F-E-A-R has two meanings. “Forget Everything And Run” or “Face Everything And Rise.”
-Zig Zigler
I have in the back of my head that I would try sobriety when I was finished with my birthday present, which was my favorite whiskey: Dirty Monkey Banana Peanut Butter Whiskey. I love the taste, and it is so smooth going down. Tonight I finished up the bottle. So tomorrow I walk into my parade of sobriety. I imagine a parade, because I need to make it a big deal, if only in my own mind, and I need to feel that my family and friends are cheering me on.
Natasha Tracy has a section in her book Lost Marbles, that is entitled “Being Hard on Myself Gets Stuff Done.” She states that she has always had high expectations of herself and has always been a perfectionist and being hard on herself combats the lack of motivation that comes with her bipolar. I understand this feeling, and experienced it today.
I didn’t want to crawl out of bed and take a shower, and I sure as hell didn’t want to go grocery shopping.
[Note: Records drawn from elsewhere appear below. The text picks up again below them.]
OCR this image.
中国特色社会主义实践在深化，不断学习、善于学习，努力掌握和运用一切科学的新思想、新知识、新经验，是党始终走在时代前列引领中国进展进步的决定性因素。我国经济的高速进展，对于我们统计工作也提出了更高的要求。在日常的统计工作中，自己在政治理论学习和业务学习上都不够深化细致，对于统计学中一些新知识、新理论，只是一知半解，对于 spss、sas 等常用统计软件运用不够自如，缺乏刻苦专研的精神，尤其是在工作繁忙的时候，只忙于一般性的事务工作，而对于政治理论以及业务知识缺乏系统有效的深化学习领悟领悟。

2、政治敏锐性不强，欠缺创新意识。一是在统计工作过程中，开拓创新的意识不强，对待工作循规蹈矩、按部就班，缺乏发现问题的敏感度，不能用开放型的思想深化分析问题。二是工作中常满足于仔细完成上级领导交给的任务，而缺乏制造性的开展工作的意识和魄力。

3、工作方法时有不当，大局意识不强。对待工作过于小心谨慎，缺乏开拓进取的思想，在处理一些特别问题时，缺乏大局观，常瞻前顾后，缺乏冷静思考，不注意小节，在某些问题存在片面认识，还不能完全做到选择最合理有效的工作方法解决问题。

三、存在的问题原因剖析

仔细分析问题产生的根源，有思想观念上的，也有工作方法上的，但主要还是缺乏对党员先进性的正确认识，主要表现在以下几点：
But those were things I needed to do to get on with my day, so I gave myself a little kick in the pants and got myself up, feeling heavy and overwhelmed, and even asking my husband if I could shop tomorrow. I know I had all the time in the world to go grocery shopping, so I kicked myself in the pants, just a little, saying I could take a shower and see how I felt after that. I was still just going through the motions so I whispered to myself “Keep going,” and while I didn’t feel it, I took just one step at a time until I was out there with my grocery list, at the grocery store, picking things off the shelves to put in my grocery cart. I did it. I made myself do it. Congratulations were in order. Sometimes I have to be my own cheering section, because how ridiculous is it that I need congrats for what seems like easy tasks? That’s just life with bipolar, and I have found my coping mechanisms.
So tomorrow is a new day, a new life. Without alcohol. And I can do it. I just have to turn to that part of my brain that helps me overcome the obstacles, the side that cheers me on when choosing the more difficult path. It has to be a joyous journey, a celebration of the healthy new me whose medicines will be at peak performance because of the decision I have made. A celebration of a new way of living, reaching for the best in me, ready to face everything and rise.